Saint Michael’s manages the challenges of an age of fundamental transformation in higher education by adhering to values held collectively by its members. These core institutional values are: concern for meeting student needs; expectation of increasingly higher academic standards; appreciation for a sense of family in the community; security in a spiritual bond; commitment to serving others; and advancement of values-based education.

The operational planning and implementation practices to fulfill the Saint Michael’s College vision are governed by the following principles: attention to the changing external environment; definition of a clearly articulated institutional identity; individual and collective responsibility for outcomes; unfailing adherence to ethical practices; results-oriented disposition for systemic analysis and evaluation; cross-functional collaboration in development and implementation; integration of technological innovation; fiscal and managerial accountability; and strategic positioning for competitive advantage. The College’s vision will be attained through five basic institutional strategies:

  1. Foundation and Future in Faith: Saint Michael’s College fulfills its educational mission in an environment faithful to its Catholic tradition, as exemplified in the history and ministries of the Society of Saint Edmund, which was founded in Pontigny, France.
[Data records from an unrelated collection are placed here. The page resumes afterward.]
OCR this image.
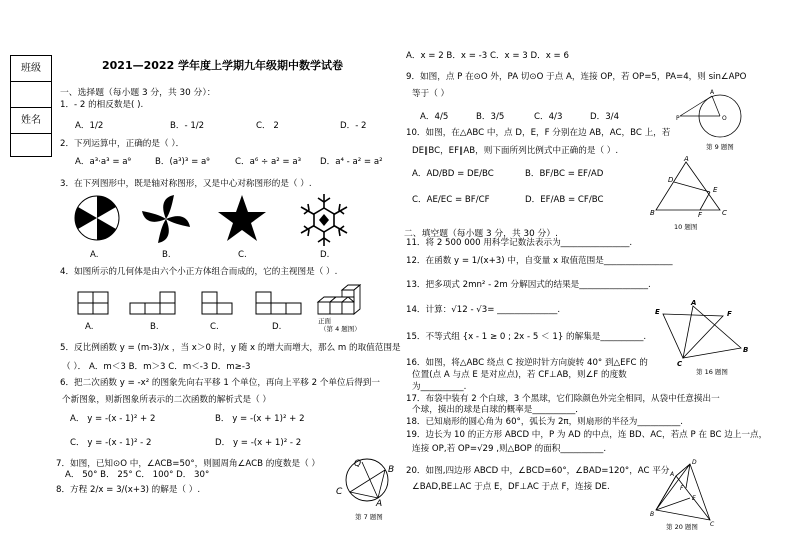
班级
姓名
2021—2022 学年度上学期九年级期中数学试卷
一、选择题（每小题 3 分，共 30 分）：
1．- 2 的相反数是( ).
A．1/2	B．- 1/2	C． 2	D．- 2
2．下列运算中，正确的是（ ）．
A．a³·a³ = a⁹	B．(a³)³ = a⁹	C．a⁶ ÷ a² = a³ D．a⁴ - a² = a²
3．在下列图形中，既是轴对称图形，又是中心对称图形的是（ ）.
A.	B.	C.	D.
4．如图所示的几何体是由六个小正方体组合而成的，它的主视图是（ ）.
正面
（第 4 题图）
A.	B.	C.	D.
5．反比例函数 y = (m-3)/x ，当 x＞0 时，y 随 x 的增大而增大，那么 m 的取值范围是
（ ）． A．m＜3 B．m＞3 C．m＜-3 D．m≥-3
6．把二次函数 y = -x² 的图象先向右平移 1 个单位，再向上平移 2 个单位后得到一
个新图象，则新图象所表示的二次函数的解析式是（ ）
A． y = -(x - 1)² + 2	B． y = -(x + 1)² + 2
C． y = -(x - 1)² - 2	D． y = -(x + 1)² - 2
7．如图，已知⊙O 中，∠ACB=50°，则圆周角∠ACB 的度数是（ ）
A． 50° B． 25° C． 100° D． 30°
Q
B
C
A
第 7 题图
8．方程 2/x = 3/(x+3) 的解是（ ）.
A．x = 2 B．x = -3 C．x = 3 D．x = 6
9．如图，点 P 在⊙O 外，PA 切⊙O 于点 A，连接 OP，若 OP=5，PA=4，则 sin∠APO
等于（ ）
A．4/5	B．3/5	C．4/3	D．3/4
A
P	O
第 9 题图
10．如图，在△ABC 中，点 D，E，F 分别在边 AB，AC，BC 上，若
DE∥BC，EF∥AB，则下面所列比例式中正确的是（ ）.
A．AD/BD = DE/BC	B．BF/BC = EF/AD
C．AE/EC = BF/CF	D．EF/AB = CF/BC
A
B	C
D
E
F
10 题图
二、填空题（每小题 3 分，共 30 分）.
11．将 2 500 000 用科学记数法表示为________________.
12．在函数 y = 1/(x+3) 中，自变量 x 取值范围是________________
13．把多项式 2mn² - 2m 分解因式的结果是________________.
14．计算：√12 - √3= ______________.
15．不等式组 {x - 1 ≥ 0 ; 2x - 5 ＜ 1} 的解集是__________.
16．如图，将△ABC 绕点 C 按逆时针方向旋转 40° 到△EFC 的
位置(点 A 与点 E 是对应点)，若 CF⊥AB，则∠F 的度数
为__________.
A
E	F
C
B
第 16 题图
17．布袋中装有 2 个白球，3 个黑球，它们除颜色外完全相同，从袋中任意摸出一
个球，摸出的球是白球的概率是__________．
18．已知扇形的圆心角为 60°，弧长为 2π，则扇形的半径为__________.
19．边长为 10 的正方形 ABCD 中，P 为 AD 的中点，连 BD、AC，若点 P 在 BC 边上一点，
连接 OP,若 OP=√29 ,则△BOP 的面积__________.
20．如图,四边形 ABCD 中，∠BCD=60°，∠BAD=120°，AC 平分
∠BAD,BE⊥AC 于点 E，DF⊥AC 于点 F，连接 DE.
A
B
C
D
E
F
第 20 题图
  2. Academic Excellence: Saint Michael’s College is a leader among liberal arts colleges through its dedicated faculty—their commitment to excellence in teaching; openness to pedagogical innovation, inclusive of technology; adherence to rigorous standards in the teaching of liberal arts and preprofessional studies; appropriate contributions to scholarship; and service and leadership in the academic community.
  3. Centrality of Student Learning: The Saint Michael’s experience is grounded in the philosophy of a residential community engaging the whole student, intellectually, physically, emotionally and spiritually. This guiding principle drives all College plans, initiatives and activities.
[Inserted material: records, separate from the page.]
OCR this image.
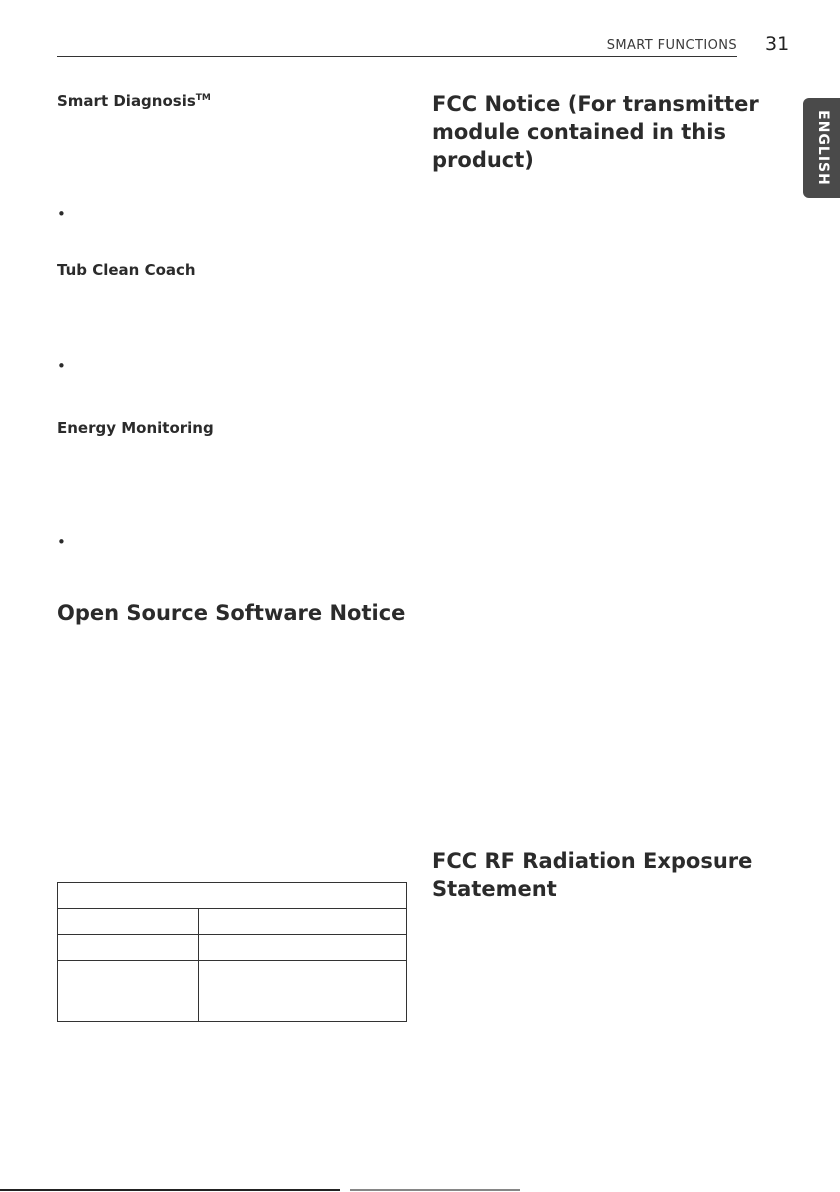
SMART FUNCTIONS 31
ENGLISH
Smart Diagnosis™
•
Tub Clean Coach
•
Energy Monitoring
•
Open Source Software Notice

FCC Notice (For transmitter
module contained in this
product)
FCC RF Radiation Exposure
Statement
  4. Strength in Community: Saint Michael’s College—a community characterized by diversity, open and civil discourse, and a profound respect for the fundamental dignity and value of each human being—is a model of responsibility and citizenship in a global society.
  5. Fiscal Responsibility through Resource Acquisition and Accountability: Saint Michael’s College, under the aegis of the Board of Trustees, works to reduce tuition dependency and increase affordability through aggressive and targeted resource acquisition, and exercises sophisticated management practices in its service to all stakeholders.